On 30.06.2007 17:31, Martin J. Evans wrote:
Alexander/Gabor,
I've reduced this reply to dbi-dev only for now.
(I currently do NOT read that list.)
[...]
I've got a lot of problems attempting to make this work for UNIX not
least of which is wchar_t on UNIX is typically 4 bytes and the ODBC
API only really does UCS2 (2 bytes) - this rather makes using wcslen
etc rather useless. Then there is the additional issues of the lack of
unicode odbc drivers for UNIX and the ODBC driver manager on UNIX (IBM
have a UCS-2 handling ODBC driver for UNIX - but see
http://publib.boulder.ibm.com/infocenter/db2luw/v8/index.jsp?topic=/com.ibm.db2.udb.doc/ad/c0011522.htm).
At this point in time I don't believe anyone is using SQL_Wxxx
characters on UNIX via ODBC but I'm prepared to be proved wrong. The
problem is also related to there not being a definite definition of
what unicode in ODBC on UNIX is. If it is (as would seem to be the
only sensible thing for ODBC) taken as UCS2 then it is simply a matter
of converting between UCS2 (in ODBC) and UTF-8 in Perl - any pointers
from anyone here on how to do that would be appreciated.
As for UTF-8 I could never see how this could ever be done with the
ODBC API (on any platform) as the API uses counts of characters in
places but expects buffers sized by bytes e.g. if it comes back with a
column is 20 characters in size, how can you tell how many bytes of
space you need for it. Then there are loads of places where it says if
something is a unicode string then the buffers size must be a multiple
of 2 etc.
Without searching and reading Unix ODBC doc's: Are you sure the ODBC API
expects UCS-2 and not UTF-16? If we are talking about UTF-16, a
character may need two or FOUR bytes. (See
<http://unicode.org/faq/basic_q.html#25>)
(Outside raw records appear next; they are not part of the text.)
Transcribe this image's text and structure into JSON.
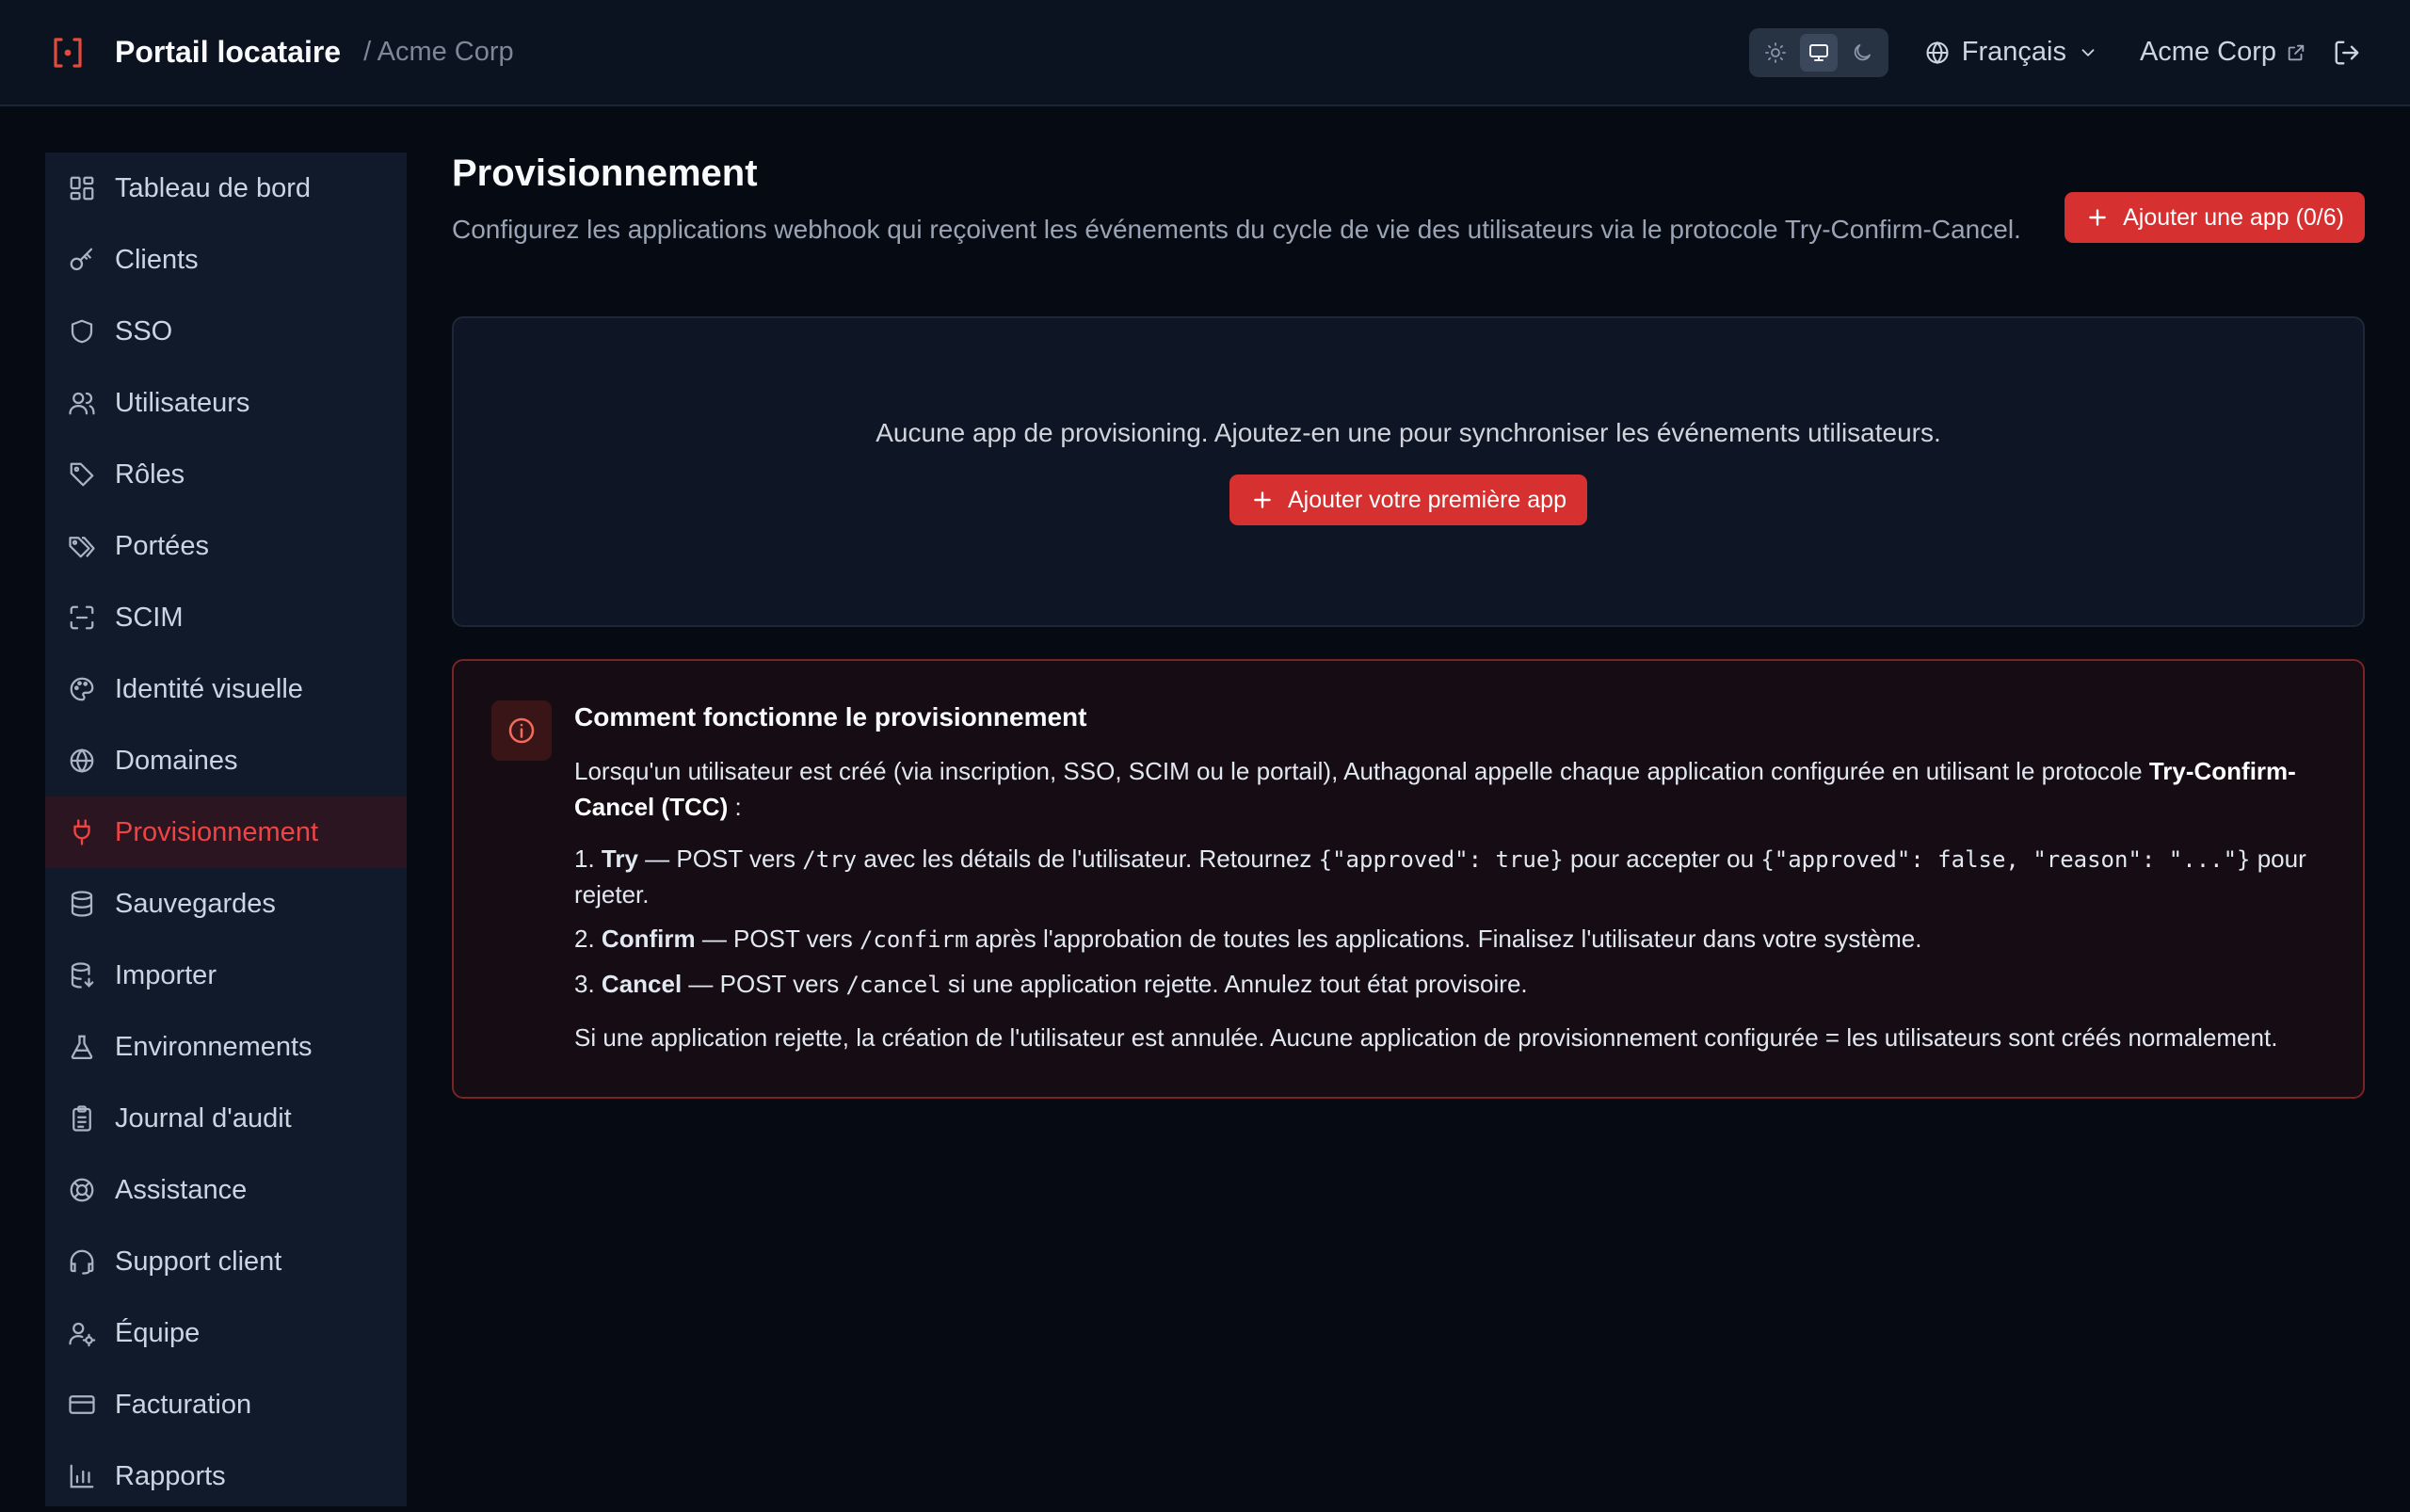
{
  "header": {
    "app_title": "Portail locataire",
    "breadcrumb": "/ Acme Corp",
    "language": "Français",
    "org_link": "Acme Corp",
    "theme_options": [
      "light",
      "system",
      "dark"
    ],
    "theme_selected": "system"
  },
  "sidebar": {
    "items": [
      {
        "label": "Tableau de bord",
        "icon": "dashboard-icon"
      },
      {
        "label": "Clients",
        "icon": "key-icon"
      },
      {
        "label": "SSO",
        "icon": "shield-icon"
      },
      {
        "label": "Utilisateurs",
        "icon": "users-icon"
      },
      {
        "label": "Rôles",
        "icon": "tag-icon"
      },
      {
        "label": "Portées",
        "icon": "tags-icon"
      },
      {
        "label": "SCIM",
        "icon": "scan-icon"
      },
      {
        "label": "Identité visuelle",
        "icon": "palette-icon"
      },
      {
        "label": "Domaines",
        "icon": "globe-icon"
      },
      {
        "label": "Provisionnement",
        "icon": "plug-icon",
        "active": true
      },
      {
        "label": "Sauvegardes",
        "icon": "database-icon"
      },
      {
        "label": "Importer",
        "icon": "database-import-icon"
      },
      {
        "label": "Environnements",
        "icon": "flask-icon"
      },
      {
        "label": "Journal d'audit",
        "icon": "clipboard-icon"
      },
      {
        "label": "Assistance",
        "icon": "lifebuoy-icon"
      },
      {
        "label": "Support client",
        "icon": "headset-icon"
      },
      {
        "label": "Équipe",
        "icon": "user-cog-icon"
      },
      {
        "label": "Facturation",
        "icon": "credit-card-icon"
      },
      {
        "label": "Rapports",
        "icon": "bar-chart-icon"
      }
    ]
  },
  "main": {
    "title": "Provisionnement",
    "description": "Configurez les applications webhook qui reçoivent les événements du cycle de vie des utilisateurs via le protocole Try-Confirm-Cancel.",
    "add_button": "Ajouter une app (0/6)",
    "empty_state": {
      "text": "Aucune app de provisioning. Ajoutez-en une pour synchroniser les événements utilisateurs.",
      "button": "Ajouter votre première app"
    },
    "info": {
      "title": "Comment fonctionne le provisionnement",
      "intro": "Lorsqu'un utilisateur est créé (via inscription, SSO, SCIM ou le portail), Authagonal appelle chaque application configurée en utilisant le protocole ",
      "intro_bold": "Try-Confirm-Cancel (TCC)",
      "intro_end": " :",
      "steps": [
        {
          "num": "1.",
          "name": "Try",
          "parts": [
            " — POST vers ",
            "/try",
            " avec les détails de l'utilisateur. Retournez ",
            "{\"approved\": true}",
            " pour accepter ou ",
            "{\"approved\": false, \"reason\": \"...\"}",
            " pour rejeter."
          ]
        },
        {
          "num": "2.",
          "name": "Confirm",
          "parts": [
            " — POST vers ",
            "/confirm",
            " après l'approbation de toutes les applications. Finalisez l'utilisateur dans votre système."
          ]
        },
        {
          "num": "3.",
          "name": "Cancel",
          "parts": [
            " — POST vers ",
            "/cancel",
            " si une application rejette. Annulez tout état provisoire."
          ]
        }
      ],
      "footer": "Si une application rejette, la création de l'utilisateur est annulée. Aucune application de provisionnement configurée = les utilisateurs sont créés normalement."
    }
  },
  "colors": {
    "accent": "#d63031",
    "background": "#060a13",
    "sidebar": "#111a2b",
    "active_text": "#ef4444"
  }
}
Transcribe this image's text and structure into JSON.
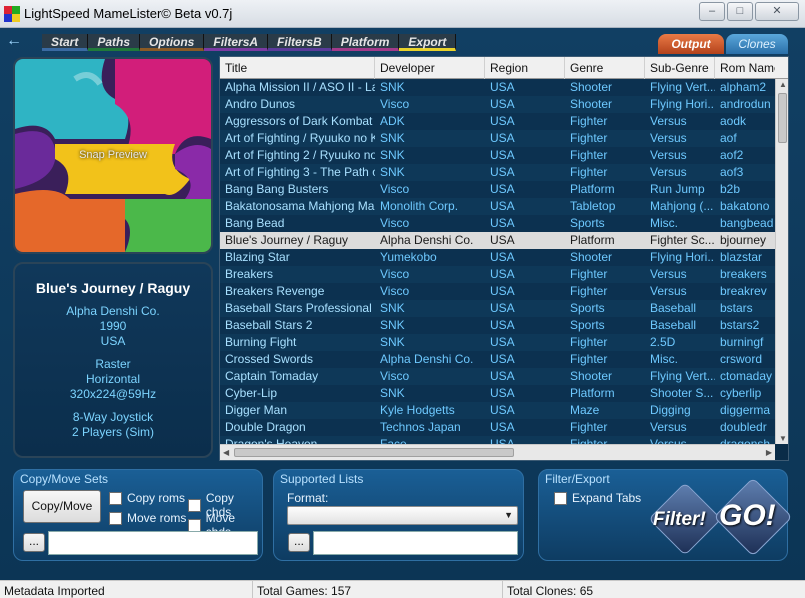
{
  "window": {
    "title": "LightSpeed MameLister© Beta v0.7j",
    "minimize_icon": "minimize-icon",
    "maximize_icon": "maximize-icon",
    "close_icon": "close-icon"
  },
  "menu": {
    "back_icon": "back-arrow-icon",
    "items": [
      "Start",
      "Paths",
      "Options",
      "FiltersA",
      "FiltersB",
      "Platform",
      "Export"
    ],
    "output_label": "Output",
    "clones_label": "Clones"
  },
  "snap": {
    "label": "Snap Preview"
  },
  "info": {
    "title": "Blue's Journey / Raguy",
    "developer": "Alpha Denshi Co.",
    "year": "1990",
    "region": "USA",
    "display_type": "Raster",
    "orientation": "Horizontal",
    "resolution": "320x224@59Hz",
    "controls": "8-Way Joystick",
    "players": "2 Players (Sim)"
  },
  "table": {
    "columns": [
      "Title",
      "Developer",
      "Region",
      "Genre",
      "Sub-Genre",
      "Rom Name"
    ],
    "selected_index": 9,
    "rows": [
      [
        "Alpha Mission II / ASO II - La...",
        "SNK",
        "USA",
        "Shooter",
        "Flying Vert...",
        "alpham2"
      ],
      [
        "Andro Dunos",
        "Visco",
        "USA",
        "Shooter",
        "Flying Hori...",
        "androdun"
      ],
      [
        "Aggressors of Dark Kombat /...",
        "ADK",
        "USA",
        "Fighter",
        "Versus",
        "aodk"
      ],
      [
        "Art of Fighting / Ryuuko no K...",
        "SNK",
        "USA",
        "Fighter",
        "Versus",
        "aof"
      ],
      [
        "Art of Fighting 2 / Ryuuko no...",
        "SNK",
        "USA",
        "Fighter",
        "Versus",
        "aof2"
      ],
      [
        "Art of Fighting 3 - The Path o...",
        "SNK",
        "USA",
        "Fighter",
        "Versus",
        "aof3"
      ],
      [
        "Bang Bang Busters",
        "Visco",
        "USA",
        "Platform",
        "Run Jump",
        "b2b"
      ],
      [
        "Bakatonosama Mahjong Ma...",
        "Monolith Corp.",
        "USA",
        "Tabletop",
        "Mahjong (...",
        "bakatono"
      ],
      [
        "Bang Bead",
        "Visco",
        "USA",
        "Sports",
        "Misc.",
        "bangbead"
      ],
      [
        "Blue's Journey / Raguy",
        "Alpha Denshi Co.",
        "USA",
        "Platform",
        "Fighter Sc...",
        "bjourney"
      ],
      [
        "Blazing Star",
        "Yumekobo",
        "USA",
        "Shooter",
        "Flying Hori...",
        "blazstar"
      ],
      [
        "Breakers",
        "Visco",
        "USA",
        "Fighter",
        "Versus",
        "breakers"
      ],
      [
        "Breakers Revenge",
        "Visco",
        "USA",
        "Fighter",
        "Versus",
        "breakrev"
      ],
      [
        "Baseball Stars Professional",
        "SNK",
        "USA",
        "Sports",
        "Baseball",
        "bstars"
      ],
      [
        "Baseball Stars 2",
        "SNK",
        "USA",
        "Sports",
        "Baseball",
        "bstars2"
      ],
      [
        "Burning Fight",
        "SNK",
        "USA",
        "Fighter",
        "2.5D",
        "burningf"
      ],
      [
        "Crossed Swords",
        "Alpha Denshi Co.",
        "USA",
        "Fighter",
        "Misc.",
        "crsword"
      ],
      [
        "Captain Tomaday",
        "Visco",
        "USA",
        "Shooter",
        "Flying Vert...",
        "ctomaday"
      ],
      [
        "Cyber-Lip",
        "SNK",
        "USA",
        "Platform",
        "Shooter S...",
        "cyberlip"
      ],
      [
        "Digger Man",
        "Kyle Hodgetts",
        "USA",
        "Maze",
        "Digging",
        "diggerma"
      ],
      [
        "Double Dragon",
        "Technos Japan",
        "USA",
        "Fighter",
        "Versus",
        "doubledr"
      ],
      [
        "Dragon's Heaven",
        "Face",
        "USA",
        "Fighter",
        "Versus",
        "dragonsh"
      ]
    ]
  },
  "copy_move": {
    "title": "Copy/Move Sets",
    "button_label": "Copy/Move",
    "copy_roms": "Copy roms",
    "copy_chds": "Copy chds",
    "move_roms": "Move roms",
    "move_chds": "Move chds",
    "browse_label": "...",
    "path_value": ""
  },
  "supported_lists": {
    "title": "Supported Lists",
    "format_label": "Format:",
    "format_value": "",
    "browse_label": "...",
    "path_value": ""
  },
  "filter_export": {
    "title": "Filter/Export",
    "expand_tabs": "Expand Tabs",
    "filter_label": "Filter!",
    "go_label": "GO!"
  },
  "status": {
    "message": "Metadata Imported",
    "total_games": "Total Games: 157",
    "total_clones": "Total Clones: 65"
  },
  "colors": {
    "accent_output": "#d0582a",
    "accent_clones": "#3a86c2",
    "row_text": "#6ec9ff",
    "background": "#0f3a5c"
  }
}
As it would seem a number of people are using your patch for Windows
currently, I've integrated it into DBD::ODBC with the following
conditions:
1. all the SQL_Wxxx C code is conditional on compilation on Windows
i.e. in #ifdef WIN32
with the exception of a few harmless places which convert a SQL type
to a string etc.
That looks like a good idea.
2. all your new unicode tests are only run on Windows, skipped for
other platforms.
logical consequence.
3. There are a few aspects of the patch I am unsure about and ideally
I'd like a comment on them:
a)
/* MS SQL returns bytes, Oracle returns characters ... */
fbh->ColLength*=sizeof(WCHAR);
fbh->ColDisplaySize = DBIc_LongReadLen(imp_sth)+1;
Comment seems to suggest a difference between the two but I don't see
a code difference.
It looks as though the code agrees with comment as far as SQL Server
but not Oracle.
Right, there is no code difference. The code avoids wild guessing about
what data type is counted (bytes or unicode characters) in the ODBC
driver, and instead always assumes the worst case (bytes). This wastes
memory, especially on Oracle. For a string of n unicode characters, the
code causes an allocation of n*sizeof(WCHAR) on MS SQL,
(n*sizeof(WCHAR))*sizeof(WCHAR) bytes on Oracle. It is a quick and lazy
hack to avoid buffer overflows.
b) In dbd_describe() there is a:
fbh->ColLength += 1; /* add terminator */
This is to make room for a double-byte NUL character at the UTF-16/UCS-2
string end. A single NUL byte would not terminate a UTF-16/UCS-2 string.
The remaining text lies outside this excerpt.